A indecência não está, portanto, na obra de arte e sim nos olhos e mentes dos espectadores. Ao ver em  público o que sabidamente acontece nos bastidores, muitos reagem de forma agressiva e desproporcional. Voltam no tempo e qualificam esse tipo de arte como degenerada, mesmo termo empregado pelos nazistas em 1937 paradefinir as obras modernistas em exposição na cidade de Munique.


Lembro-me também da situação vivida por Pablo Picasso após finalizar  “Guernica”. Nesta obra, o artista espanhol mostra o estado em que a cidade de Guernica ficou após o ataque do exército alemão. Ao se deparar com a fotografia desse painel no apartamento de Picasso em Paris, um oficial nazista dirigiu-lhe a seguinte pergunta:

- Foi você que fez isso?
- Não! - respondeu Picasso - Vocês o fizeram.

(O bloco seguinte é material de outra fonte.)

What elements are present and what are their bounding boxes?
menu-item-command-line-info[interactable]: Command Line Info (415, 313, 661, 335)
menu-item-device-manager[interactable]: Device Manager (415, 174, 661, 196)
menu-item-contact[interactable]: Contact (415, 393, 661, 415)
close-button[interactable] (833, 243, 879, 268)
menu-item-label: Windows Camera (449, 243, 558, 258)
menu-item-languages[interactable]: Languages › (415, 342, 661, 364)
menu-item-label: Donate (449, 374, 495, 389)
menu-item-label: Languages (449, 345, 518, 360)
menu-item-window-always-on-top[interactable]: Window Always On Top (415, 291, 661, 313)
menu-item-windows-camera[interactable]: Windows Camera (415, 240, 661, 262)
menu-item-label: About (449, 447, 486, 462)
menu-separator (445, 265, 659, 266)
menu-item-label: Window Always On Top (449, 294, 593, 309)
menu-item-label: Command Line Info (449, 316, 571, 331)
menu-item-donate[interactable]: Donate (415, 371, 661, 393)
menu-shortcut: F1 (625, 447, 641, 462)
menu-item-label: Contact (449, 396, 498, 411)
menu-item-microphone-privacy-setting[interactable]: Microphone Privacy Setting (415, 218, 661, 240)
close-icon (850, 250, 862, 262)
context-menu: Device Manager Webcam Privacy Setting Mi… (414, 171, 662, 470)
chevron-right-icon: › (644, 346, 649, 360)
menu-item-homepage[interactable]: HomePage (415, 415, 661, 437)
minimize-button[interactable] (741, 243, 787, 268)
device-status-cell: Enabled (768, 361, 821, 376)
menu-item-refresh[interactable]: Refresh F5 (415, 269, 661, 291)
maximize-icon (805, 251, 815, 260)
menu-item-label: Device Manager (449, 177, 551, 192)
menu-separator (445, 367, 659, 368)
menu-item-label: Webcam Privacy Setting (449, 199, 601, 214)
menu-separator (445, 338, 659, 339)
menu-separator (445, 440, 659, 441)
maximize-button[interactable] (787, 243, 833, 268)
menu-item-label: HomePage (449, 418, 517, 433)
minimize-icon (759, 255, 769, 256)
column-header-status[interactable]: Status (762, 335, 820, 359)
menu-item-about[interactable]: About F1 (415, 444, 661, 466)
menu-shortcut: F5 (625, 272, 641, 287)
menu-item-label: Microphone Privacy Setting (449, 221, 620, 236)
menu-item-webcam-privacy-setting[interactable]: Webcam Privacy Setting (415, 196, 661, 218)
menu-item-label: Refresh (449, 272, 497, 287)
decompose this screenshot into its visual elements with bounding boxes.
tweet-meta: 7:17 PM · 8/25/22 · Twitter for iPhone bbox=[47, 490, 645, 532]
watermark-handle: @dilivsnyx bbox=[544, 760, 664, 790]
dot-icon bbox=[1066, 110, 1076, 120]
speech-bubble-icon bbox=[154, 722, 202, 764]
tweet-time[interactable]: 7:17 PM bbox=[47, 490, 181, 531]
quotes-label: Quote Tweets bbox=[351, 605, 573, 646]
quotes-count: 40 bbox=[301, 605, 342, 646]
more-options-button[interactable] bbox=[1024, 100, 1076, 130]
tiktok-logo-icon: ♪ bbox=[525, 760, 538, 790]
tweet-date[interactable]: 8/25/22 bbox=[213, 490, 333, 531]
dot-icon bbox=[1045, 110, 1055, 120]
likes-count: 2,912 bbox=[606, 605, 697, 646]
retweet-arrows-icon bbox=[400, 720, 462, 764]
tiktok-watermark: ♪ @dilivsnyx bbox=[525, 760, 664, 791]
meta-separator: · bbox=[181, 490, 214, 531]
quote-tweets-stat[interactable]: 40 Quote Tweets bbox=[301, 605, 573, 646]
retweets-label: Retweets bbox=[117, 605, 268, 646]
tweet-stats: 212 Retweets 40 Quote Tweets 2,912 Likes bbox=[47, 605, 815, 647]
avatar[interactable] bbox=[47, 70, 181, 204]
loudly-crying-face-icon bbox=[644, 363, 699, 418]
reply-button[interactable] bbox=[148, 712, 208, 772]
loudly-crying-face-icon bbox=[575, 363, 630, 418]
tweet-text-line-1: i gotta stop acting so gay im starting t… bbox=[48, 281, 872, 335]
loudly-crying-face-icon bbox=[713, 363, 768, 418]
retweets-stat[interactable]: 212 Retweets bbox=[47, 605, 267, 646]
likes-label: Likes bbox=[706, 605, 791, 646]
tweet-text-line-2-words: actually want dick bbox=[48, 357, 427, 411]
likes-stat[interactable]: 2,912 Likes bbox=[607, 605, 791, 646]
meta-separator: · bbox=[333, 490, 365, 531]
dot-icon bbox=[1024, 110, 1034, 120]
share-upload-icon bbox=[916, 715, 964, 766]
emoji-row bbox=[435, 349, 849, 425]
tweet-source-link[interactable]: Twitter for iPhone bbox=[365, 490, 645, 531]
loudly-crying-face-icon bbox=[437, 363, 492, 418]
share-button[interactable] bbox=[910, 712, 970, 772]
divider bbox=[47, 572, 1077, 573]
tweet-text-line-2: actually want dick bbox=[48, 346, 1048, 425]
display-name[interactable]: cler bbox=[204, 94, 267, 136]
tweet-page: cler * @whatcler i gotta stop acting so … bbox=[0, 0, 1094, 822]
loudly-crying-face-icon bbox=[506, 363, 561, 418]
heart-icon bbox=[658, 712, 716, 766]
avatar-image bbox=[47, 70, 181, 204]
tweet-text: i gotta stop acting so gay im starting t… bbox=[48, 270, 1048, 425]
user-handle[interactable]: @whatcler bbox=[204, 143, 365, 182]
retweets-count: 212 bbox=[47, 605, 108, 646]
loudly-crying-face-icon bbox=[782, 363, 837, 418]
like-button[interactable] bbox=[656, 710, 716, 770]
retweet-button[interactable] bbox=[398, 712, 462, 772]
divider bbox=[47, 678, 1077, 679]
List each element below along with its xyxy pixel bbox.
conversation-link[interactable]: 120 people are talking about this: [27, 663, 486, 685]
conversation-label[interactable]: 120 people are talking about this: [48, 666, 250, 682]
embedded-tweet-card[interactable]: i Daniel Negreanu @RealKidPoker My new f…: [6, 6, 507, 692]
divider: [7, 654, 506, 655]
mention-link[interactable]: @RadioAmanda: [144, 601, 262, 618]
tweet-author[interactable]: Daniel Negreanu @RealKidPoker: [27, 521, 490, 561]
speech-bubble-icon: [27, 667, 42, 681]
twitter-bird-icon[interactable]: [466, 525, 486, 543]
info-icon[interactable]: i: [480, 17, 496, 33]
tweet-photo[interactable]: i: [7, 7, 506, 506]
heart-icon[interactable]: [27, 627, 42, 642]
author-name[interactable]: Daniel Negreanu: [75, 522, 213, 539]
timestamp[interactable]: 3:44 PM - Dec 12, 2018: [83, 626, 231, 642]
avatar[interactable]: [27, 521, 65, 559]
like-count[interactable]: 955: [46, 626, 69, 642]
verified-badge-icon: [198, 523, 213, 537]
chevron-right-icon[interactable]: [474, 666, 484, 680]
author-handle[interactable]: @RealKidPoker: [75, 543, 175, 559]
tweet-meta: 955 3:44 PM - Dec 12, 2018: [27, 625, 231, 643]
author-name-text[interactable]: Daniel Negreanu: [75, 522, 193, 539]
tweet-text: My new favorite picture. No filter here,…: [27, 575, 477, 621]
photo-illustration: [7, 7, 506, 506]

As obras não são o produto da mente isolada e privilegiada de um artista. São fruto de olhares atentos ao que acontece ao nosso redor. Não é à toa também que o evento se chama “exposição”, pois nele a sociedade é exposta.


Ao fazer sua exposição o artista democratiza o que está oculto e, assim, oferece-nos uma oportunidade de nos reavaliar e descobrir novas caminhos. Os seus opositores, por outro lado, fazem uma imposição de valores que mascaram a realidade e oferecem um beco sem saída como cura para todos os males.

Gostaria de finalizar esta reflexão com uma brincadeira a partir do que afirmei acima. Nesse sentido será que os autores da “imposição” do fechamento da mostra Queermuseu são impositores ou impostores?